We collect information you provide directly to us, including:

Account Information: When you create an account, we collect your name, email address, company name, and password.

Call Data: Mylla processes inbound phone calls on your behalf. This includes call recordings, transcripts, caller phone numbers, and data collected during conversations (as configured by you — e.g. name, inquiry, insurance status).

Usage Data: We collect information about how you use Mylla, including pages visited, features used, and timestamps.

Billing Information: Payment details are collected and stored securely by Stripe. We do not store full card numbers.

Communications: If you contact us via email or support channels, we retain those communications.

We use collected information to:

- Provide, operate, and improve the Mylla platform - Process and manage calls on your behalf - Send lead notifications and call summaries to your configured email address - Send SMS confirmations to callers (on your behalf, from your Mylla number) - Process payments and manage billing via Stripe - Communicate product updates, security notices, and support responses - Comply with legal obligations

Call recordings and transcripts are generated and stored securely as part of the Mylla service. Recordings are accessible from your dashboard and included in lead notifications.

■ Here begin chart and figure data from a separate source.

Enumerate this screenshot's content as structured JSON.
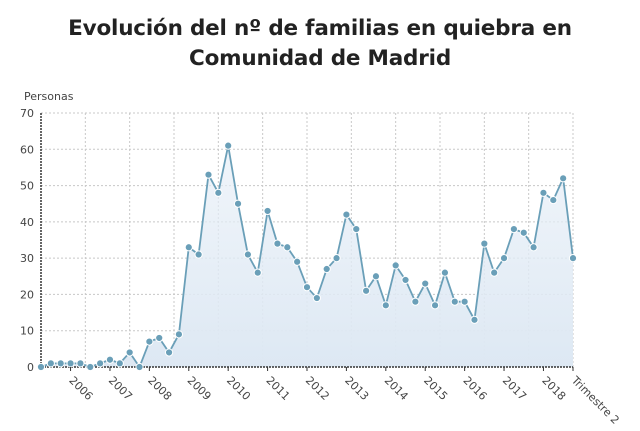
{
  "chart_data": {
    "type": "area",
    "title": "Evolución del nº de familias en quiebra en Comunidad de Madrid",
    "ylabel": "Personas",
    "xlabel": "",
    "ylim": [
      0,
      70
    ],
    "yticks": [
      0,
      10,
      20,
      30,
      40,
      50,
      60,
      70
    ],
    "grid": true,
    "legend": "none",
    "xtick_labels": [
      "2006",
      "2007",
      "2008",
      "2009",
      "2010",
      "2011",
      "2012",
      "2013",
      "2014",
      "2015",
      "2016",
      "2017",
      "2018",
      "Trimestre 2"
    ],
    "values": [
      0,
      1,
      1,
      1,
      1,
      0,
      1,
      2,
      1,
      4,
      0,
      7,
      8,
      4,
      9,
      33,
      31,
      53,
      48,
      61,
      45,
      31,
      26,
      43,
      34,
      33,
      29,
      22,
      19,
      27,
      30,
      42,
      38,
      21,
      25,
      17,
      28,
      24,
      18,
      23,
      17,
      26,
      18,
      18,
      13,
      34,
      26,
      30,
      38,
      37,
      33,
      48,
      46,
      52,
      30
    ],
    "colors": {
      "line": "#6a9fb8",
      "marker": "#6a9fb8",
      "fill_top": "#e6eef7",
      "fill_bottom": "#dde8f3",
      "grid": "#c8c8c8"
    }
  }
}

You can configure data retention periods in your business settings (default: 365 days). After the retention period, recordings and transcripts are permanently deleted.

Callers have the right to request deletion of their data. You can fulfill such requests from your Mylla admin panel or by contacting us.

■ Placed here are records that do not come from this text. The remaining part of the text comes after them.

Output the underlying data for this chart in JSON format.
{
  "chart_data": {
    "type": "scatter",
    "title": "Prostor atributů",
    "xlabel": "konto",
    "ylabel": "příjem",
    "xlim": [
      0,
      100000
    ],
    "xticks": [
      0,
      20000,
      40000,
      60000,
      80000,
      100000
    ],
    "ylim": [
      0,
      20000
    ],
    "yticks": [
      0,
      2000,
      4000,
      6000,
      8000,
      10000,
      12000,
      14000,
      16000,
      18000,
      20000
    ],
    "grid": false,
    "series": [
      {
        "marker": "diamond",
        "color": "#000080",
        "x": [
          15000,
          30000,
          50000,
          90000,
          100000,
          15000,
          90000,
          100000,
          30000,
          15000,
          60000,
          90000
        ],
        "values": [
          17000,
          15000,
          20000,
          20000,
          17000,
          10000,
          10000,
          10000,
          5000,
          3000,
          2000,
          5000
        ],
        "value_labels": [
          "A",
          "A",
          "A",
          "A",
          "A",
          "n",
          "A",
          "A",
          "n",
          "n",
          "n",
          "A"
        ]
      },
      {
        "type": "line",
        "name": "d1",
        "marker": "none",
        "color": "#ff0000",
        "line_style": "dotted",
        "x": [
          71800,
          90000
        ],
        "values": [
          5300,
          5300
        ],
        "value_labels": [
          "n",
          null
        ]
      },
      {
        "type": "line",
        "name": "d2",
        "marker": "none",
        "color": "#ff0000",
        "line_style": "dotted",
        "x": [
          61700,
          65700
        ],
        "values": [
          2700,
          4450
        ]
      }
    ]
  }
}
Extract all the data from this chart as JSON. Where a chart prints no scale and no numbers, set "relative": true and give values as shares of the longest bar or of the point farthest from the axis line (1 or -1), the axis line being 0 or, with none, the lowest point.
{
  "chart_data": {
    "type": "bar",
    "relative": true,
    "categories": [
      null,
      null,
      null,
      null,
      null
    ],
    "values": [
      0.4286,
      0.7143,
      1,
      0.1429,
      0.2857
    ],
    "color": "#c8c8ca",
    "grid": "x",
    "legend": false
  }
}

We share data only with the services necessary to operate Mylla:

- Twilio — telephony (phone numbers, call routing, SMS) - Stripe — payment processing and billing - SendGrid — transactional email (lead notifications) - Supabase — database and authentication infrastructure

We do not sell, rent, or share your data with advertisers or unrelated third parties.

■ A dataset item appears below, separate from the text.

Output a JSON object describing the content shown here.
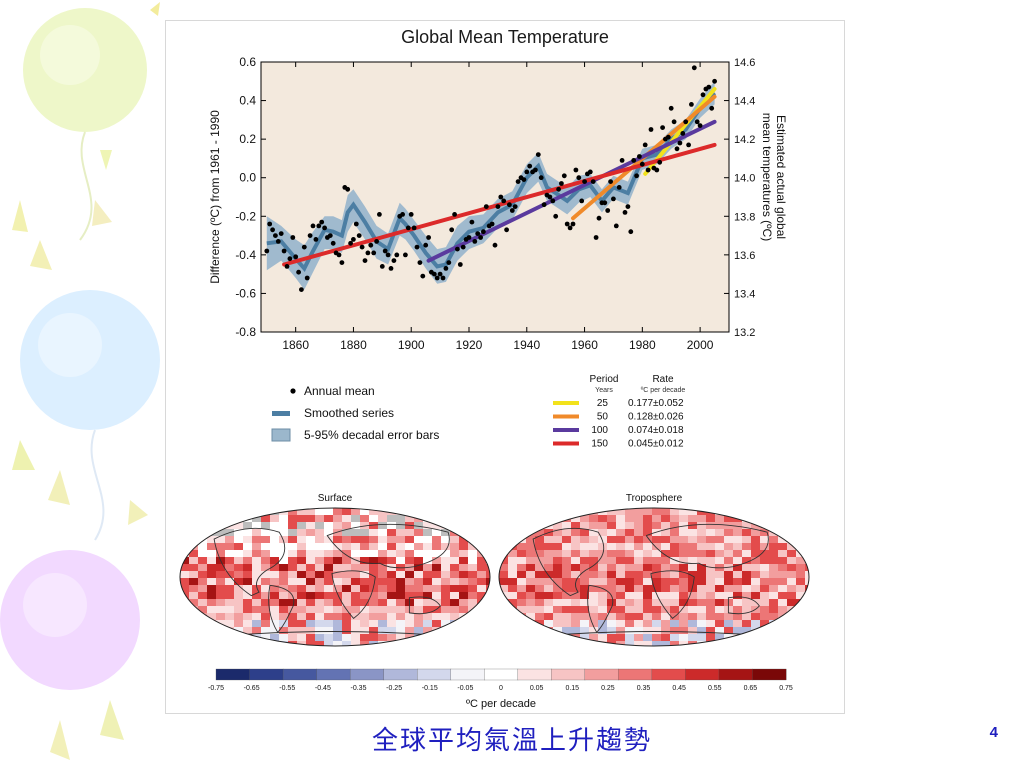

Call data (recordings, transcripts, leads) is retained for the period configured in your business settings (default 365 days).

Account data is retained for the lifetime of your subscription plus 30 days after cancellation, after which it is permanently deleted.

You may request deletion of your account and all associated data at any time by contacting us at support@mylla.ai.

If you are located in the European Economic Area, you have the following rights under GDPR:

- Right of access: Request a copy of your personal data - Right to rectification: Correct inaccurate data - Right to erasure: Request deletion of your data - Right to data portability: Receive your data in a machine-readable format - Right to object: Object to processing in certain circumstances

To exercise these rights, contact: support@mylla.ai

Barking Studio acts as a data processor on behalf of businesses using Mylla. Businesses (our clients) are the data controllers for their callers' data.

For Canadian businesses using Mylla in healthcare settings, we comply with PIPEDA (Personal Information Protection and Electronic Documents Act) and PHIPA (Personal Health Information Protection Act, Ontario).

Call data containing health information is treated as personal health information. Access is role-restricted, data is encrypted at rest and in transit, and audit logs are maintained.

We implement industry-standard security measures:

- All data encrypted in transit (TLS 1.2+) - All data encrypted at rest (AES-256) - Row-level security (RLS) enforces strict multi-tenant data isolation - Authentication via Supabase Auth with session management - Payment data never touches our servers (Stripe tokenization)

If you discover a security vulnerability, please report it to support@mylla.ai.

Mylla uses cookies and similar tracking technologies to:

- Maintain your authentication session - Remember your preferences - Analyze product usage (aggregated, anonymized)

We do not use advertising or cross-site tracking cookies.

We may update this Privacy Policy periodically. We will notify you via email and an in-app notice at least 14 days before material changes take effect. Continued use of Mylla after changes constitutes acceptance.

For privacy-related inquiries:

Barking Studio Email: support@mylla.ai Website: mylla.ai

We respond to all privacy inquiries within 5 business days.